Ночные блуждания по прорванному фронту

We use cookies. Read the Privacy and Cookie Policy

Ночные блуждания по прорванному фронту

В 21 час 6 октября 1941 года Жуков заехал к Шапошникову за картами западного направления. Начальника Генштаба он нашел очень уставшим, на грани полного истощения, страдающим от астмы. Борис Михайлович угостил гостя очень крепким черным чаем – напитком, который Георгий Константинович поглощал литрами,  – сообщил ему то немногое, что знал сам, и Жуков с ним простился. На кремлевском дворе его ждали Бучин и старенький ГАЗ-61. Москва была погружена в полный мрак из-за светомаскировки. В небе висели аэростаты ПВО. На крышах, рядом с зенитными орудиями, спали юноши и девушки – члены комсомольских отрядов. Миновав многочисленные посты НКВД, машина генерала выехала за город.
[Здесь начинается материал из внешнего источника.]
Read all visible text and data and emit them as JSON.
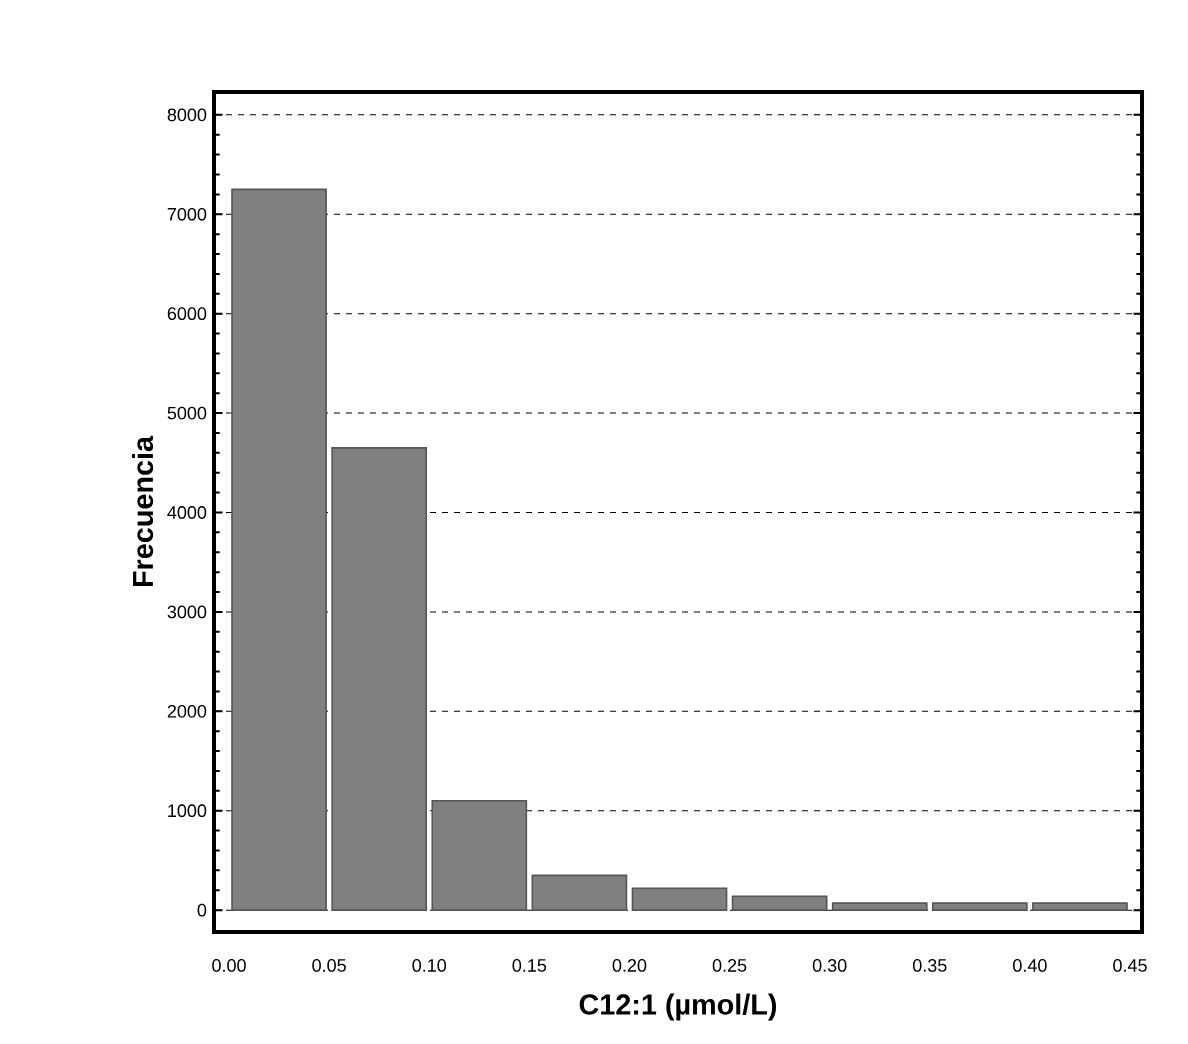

Жуков изучал обстановку на фронте при свете карманного фонарика. Когда он чувствовал, что засыпает, приказывал остановить машину, выходил из нее и устраивал небольшие пробежки. Около полуночи он приехал на КП Западного фронта неподалеку от Гжатска, тот самый, которым он пользовался во время операции под Ельней. Он попал в самый разгар заседания Военного совета. Обстановка была мрачной, помещение слабо освещалось несколькими свечами. Конев, его начальник штаба Соколовский и член Военного совета Булганин склонились над картой. У всех усталый, подавленный вид. Жукова ввели в курс событий последних дней.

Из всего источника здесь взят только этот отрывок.